As a general rule, we don’t drink here. Perhaps a bottle of wine now and then or at a party (or when I spend Sunday mornings with a local high school football coach); for the most part however, ours is a mostly alcohol-free life. I do not oppose drinking it is just that at 47 years old, the pain and suffering of the aftermath just is not worth dancing naked on the tabletops anymore.
During this conversation, her mother mentions her own intentions to drink at dinner. My kid suddenly gets very upset and insists her mom not drink at all. Visibly afraid, my daughter is lecturing us on how alcohol will kill you and that she is afraid for her mother’s safety. She tells us that even one drink can hurt you and that if you lay down after drinking, you may never get up again.
Asking where this information comes from, she fights and resists but ultimately confesses that it was her teachers and police / school resource officer who told her these things.

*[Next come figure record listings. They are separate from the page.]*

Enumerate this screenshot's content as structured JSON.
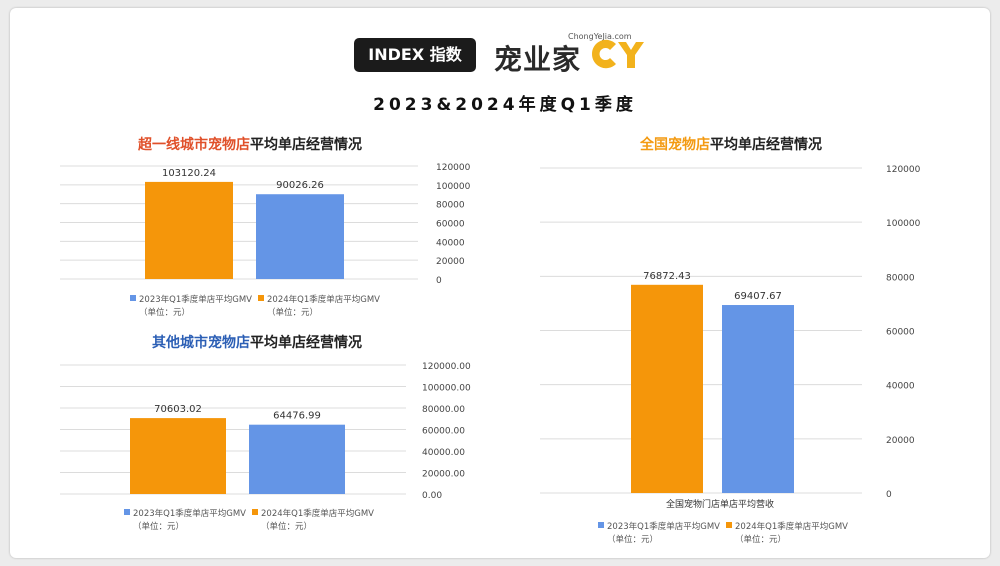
{
  "header": {
    "badge": "INDEX 指数",
    "brand_name": "宠业家",
    "brand_domain": "ChongYeJia.com",
    "title": "2023&2024年度Q1季度"
  },
  "colors": {
    "orange": "#f5960a",
    "blue": "#6495e6",
    "accent_red": "#e0502a",
    "accent_blue": "#2c5fb5",
    "accent_orange": "#f39a12",
    "grid": "#dcdcdc"
  },
  "legend_unit": "（单位：元）",
  "chart_titles": {
    "tier1": {
      "accent": "超一线城市宠物店",
      "rest": "平均单店经营情况"
    },
    "other": {
      "accent": "其他城市宠物店",
      "rest": "平均单店经营情况"
    },
    "national": {
      "accent": "全国宠物店",
      "rest": "平均单店经营情况"
    }
  },
  "chart_data": [
    {
      "id": "tier1",
      "type": "bar",
      "categories": [
        ""
      ],
      "series": [
        {
          "name": "2024年Q1季度单店平均GMV",
          "values": [
            103120.24
          ],
          "label": "103120.24"
        },
        {
          "name": "2023年Q1季度单店平均GMV",
          "values": [
            90026.26
          ],
          "label": "90026.26"
        }
      ],
      "ylim": [
        0,
        120000
      ],
      "yticks": [
        "0",
        "20000",
        "40000",
        "60000",
        "80000",
        "100000",
        "120000"
      ],
      "grid": true,
      "legend": "bottom"
    },
    {
      "id": "other",
      "type": "bar",
      "categories": [
        ""
      ],
      "series": [
        {
          "name": "2024年Q1季度单店平均GMV",
          "values": [
            70603.02
          ],
          "label": "70603.02"
        },
        {
          "name": "2023年Q1季度单店平均GMV",
          "values": [
            64476.99
          ],
          "label": "64476.99"
        }
      ],
      "ylim": [
        0,
        120000
      ],
      "yticks": [
        "0.00",
        "20000.00",
        "40000.00",
        "60000.00",
        "80000.00",
        "100000.00",
        "120000.00"
      ],
      "grid": true,
      "legend": "bottom"
    },
    {
      "id": "national",
      "type": "bar",
      "categories": [
        "全国宠物门店单店平均营收"
      ],
      "series": [
        {
          "name": "2024年Q1季度单店平均GMV",
          "values": [
            76872.43
          ],
          "label": "76872.43"
        },
        {
          "name": "2023年Q1季度单店平均GMV",
          "values": [
            69407.67
          ],
          "label": "69407.67"
        }
      ],
      "ylim": [
        0,
        120000
      ],
      "yticks": [
        "0",
        "20000",
        "40000",
        "60000",
        "80000",
        "100000",
        "120000"
      ],
      "grid": true,
      "legend": "bottom"
    }
  ]
}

I have heard this before and I know where it is coming from. It is the prohibitionist argument: All things immoral will kill you. They believe scaring children as a means of social control. Ask Steven Corsello how well that theory works.
Benjamin Franklin once said that “beer is proof that God loves mankind.” I told my child that human beings have been consuming alcohol and drugs for thousands of years. It is part of the human condition to want to alter their minds. Whether it is a runner’s high or a smoker’s high, a religious high, or a beer buzz, there is something about human beings … not all humans, but overall something innate to the human condition to desire to be stoned.
I told my kid to take a look around her … this community and every village Middlesex and farm she has ever visited. How many bars are there? Every market sells beer. Nearly every restaurant she will visit serves alcohol. The primary libation for any party is alcohol. Churches use alcohol in their celebrations. We drink champagne when we celebrate. Alcohol is a major part of our society.
She was then told that alcohol is also poisonous. I called it one of the most dangerous substances known to man. I explained that you have to wait until you are an adult to learn how much you can drink and how to handle it. If you do it wrong, you will indeed die. If you do it right, you can have a wonderful time.
I explained however, that one drink is not a drunk. Being drunk is not a death sentence. Handling alcohol takes practice and experience.
But I assured her and reassured her that drinking is safe.
The moment I dreaded had finally come.
I had to tell her that her teachers lied to her. I had to explain that the police / school resource officer lied to her. I explained that they were trying to scare her because they felt that was the only way to stop her from trying alcohol. What they told her was not true.
I just wish teachers and educators could be honest. Now my child will have doubt and has lost a sense of trust she had with her school. Abstinence only education just does not work. Childhood innocence is moreso lost through abstinence-only policy than through reasoned enlightenment.
I call upon my government and upon the police to tell the truth … at least when talking to my child. Do you really want to raise an adult who mistrusts both institutions?